A relative introduced me to the tile-matching game Rummikub a few years back, and it became an instant favorite for me and my kids. Now this great game is available in an app that’s even better than the real-life version of the game. I’ve been playing it for days, and I’ve yet to find a downside.

Rummikub Basics

In this game, players start with a rack of randomly-selected tiles from the draw pile, sort of like Scrabble. But instead of letters, these tiles have the numerals 1-13 on them, in each of four different colors: black, blue, red and yellow. There are also two wildcard tiles, with a picture of an old woodcut-style face on them. The object of the game is to be the first to get rid of all your tiles.

You get rid of tiles by laying them on the table in groups of three or more. You can group different colors of the same numeral, or a “run” of the same color numerals all in order (e.g., 1 – 2 – 3). If you can’t lay down any tiles, you draw more until you can play something.

The real fun starts when several groups of tiles have already been played, because instead of laying down your own groups of tiles, you can also add to existing groups or re-arrange groups to create new ones. You could add a blue 4 and 5 to a run of blue 6 – 7 – 8, for example. Or you could break up sets of 1’s, 2’s and 3’s that each contain a yellow, red and blue tile into single-color runs of 1 – 2 – 3, and then add your own blue 4 and 5 to the blue one. Strategic re-arrangement of groups can also be used to free up wildcard tiles so you can complete a group from your tile rack to lay down. You just have to make sure that by the time you’re done re-arranging, all the tiles on the table are in groups of at least three.

The Rummikub App Improves on the Game

Tile re-arrangement becomes increasingly complex as more tiles are laid on the playing table. It’s not unusual to start moving tiles around and find that after you’ve re-grouped four or five sets, there’s a leftover tile you can’t match to anything. In that case, you have to undo all your changes and put the tiles back in their original groups. In the real-life game this is tricky; it’s hard to remember where all the tiles were.
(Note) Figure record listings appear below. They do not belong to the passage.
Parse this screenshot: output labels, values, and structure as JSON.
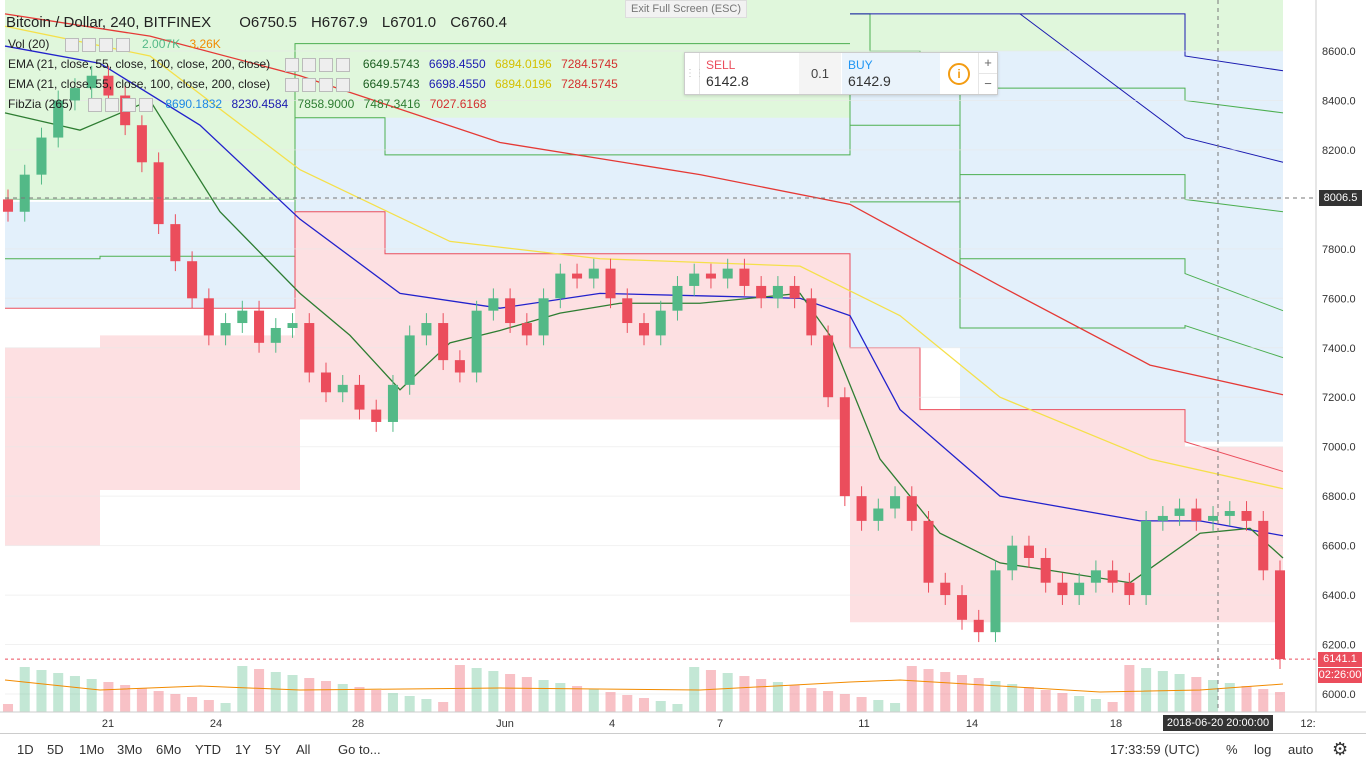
{
  "header": {
    "symbol": "Bitcoin / Dollar, 240, BITFINEX",
    "open": "O6750.5",
    "high": "H6767.9",
    "low": "L6701.0",
    "close": "C6760.4",
    "vol_label": "Vol (20)",
    "vol_value1": "2.007K",
    "vol_value2": "3.26K",
    "ema_label": "EMA (21, close, 55, close, 100, close, 200, close)",
    "ema_values": [
      "6649.5743",
      "6698.4550",
      "6894.0196",
      "7284.5745"
    ],
    "ema2_label": "EMA (21, close, 55, close, 100, close, 200, close)",
    "ema2_values": [
      "6649.5743",
      "6698.4550",
      "6894.0196",
      "7284.5745"
    ],
    "fib_label": "FibZia (265)",
    "fib_values": [
      "8690.1832",
      "8230.4584",
      "7858.9000",
      "7487.3416",
      "7027.6168"
    ]
  },
  "exit_fullscreen": "Exit Full Screen (ESC)",
  "trade": {
    "sell_label": "SELL",
    "sell_price": "6142.8",
    "qty": "0.1",
    "buy_label": "BUY",
    "buy_price": "6142.9",
    "info": "i",
    "plus": "+",
    "minus": "−"
  },
  "price_axis": {
    "ticks": [
      "8600.0",
      "8400.0",
      "8200.0",
      "8000.0",
      "7800.0",
      "7600.0",
      "7400.0",
      "7200.0",
      "7000.0",
      "6800.0",
      "6600.0",
      "6400.0",
      "6200.0",
      "6000.0"
    ],
    "current_price": "6141.1",
    "countdown": "02:26:00",
    "crosshair_price": "8006.5"
  },
  "time_axis": {
    "ticks": [
      "21",
      "24",
      "28",
      "Jun",
      "4",
      "7",
      "11",
      "14",
      "18",
      "12:"
    ],
    "crosshair_date": "2018-06-20 20:00:00"
  },
  "bottom_bar": {
    "ranges": [
      "1D",
      "5D",
      "1Mo",
      "3Mo",
      "6Mo",
      "YTD",
      "1Y",
      "5Y",
      "All"
    ],
    "goto": "Go to...",
    "clock": "17:33:59 (UTC)",
    "percent": "%",
    "log": "log",
    "auto": "auto"
  },
  "colors": {
    "up": "#53b987",
    "down": "#eb4d5c",
    "ema21": "#2e7d32",
    "ema55": "#2222cc",
    "ema100": "#f5e04a",
    "ema200": "#e53935",
    "fib_green_fill": "#e0f7dc",
    "fib_blue_fill": "#e3f0fb",
    "fib_red_fill": "#fde0e2"
  },
  "chart_data": {
    "type": "candlestick",
    "symbol": "Bitcoin / Dollar, 240, BITFINEX",
    "ylim": [
      5950,
      8750
    ],
    "x_ticks": [
      "21",
      "24",
      "28",
      "Jun",
      "4",
      "7",
      "11",
      "14",
      "18"
    ],
    "candles_approx_close": [
      7950,
      8100,
      8250,
      8400,
      8450,
      8500,
      8420,
      8300,
      8150,
      7900,
      7750,
      7600,
      7450,
      7500,
      7550,
      7420,
      7480,
      7500,
      7300,
      7220,
      7250,
      7150,
      7100,
      7250,
      7450,
      7500,
      7350,
      7300,
      7550,
      7600,
      7500,
      7450,
      7600,
      7700,
      7680,
      7720,
      7600,
      7500,
      7450,
      7550,
      7650,
      7700,
      7680,
      7720,
      7650,
      7600,
      7650,
      7600,
      7450,
      7200,
      6800,
      6700,
      6750,
      6800,
      6700,
      6450,
      6400,
      6300,
      6250,
      6500,
      6600,
      6550,
      6450,
      6400,
      6450,
      6500,
      6450,
      6400,
      6700,
      6720,
      6750,
      6700,
      6720,
      6740,
      6700,
      6500,
      6141.1
    ],
    "last_price": 6141.1
  }
}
In the app, you can experiment with re-arrangement all you want and if you find something’s not working, just tap the handy “undo” button to put everything back where it was. This is a major advantage over the real-life game.

Two more advantages of the app are that you can play against up to 3 computer opponents, and you can set the difficulty level. Rummikub is one of those games where the fun and strategy aspects increase with more than two players, but it can be hard to round up two to three people who want to play in real life when you’re in the mood for a game. It’s also a game where the more you play it, the better you get at it, so the variable difficulty levels are great, too.
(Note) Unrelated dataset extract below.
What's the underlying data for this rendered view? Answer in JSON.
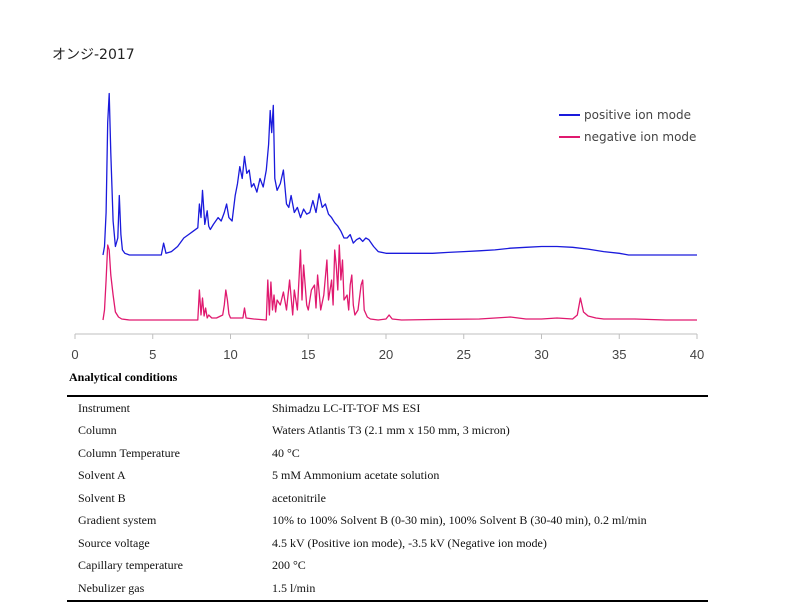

Finally, the app gives you the option to re-sort your tile rack by color or in numeric order, which can be very helpful in identifying groups you might otherwise have missed.

Note that some reviewers have complained that the ‘undo’ and ‘draw’ buttons don’t work, but I’ve found you just have to tap them twice sometimes. This may be because they’re on the far right-hand side of the screen, and since that area is also used by Amazon for its hidden sidebar menu, a first tap doesn’t adequately “tell” the Fire what you’re trying to do. Also, if you’ve never played, be sure to read through the rules because there are some details of play and scoring that I’ve left out here.

The Rummikub app is currently priced at $2.99, currently comes bundled with a $1 Amazon MP3 Store credit, and currently has an average review rating of 4.75/5 stars. I give it a perfect 5/5 stars.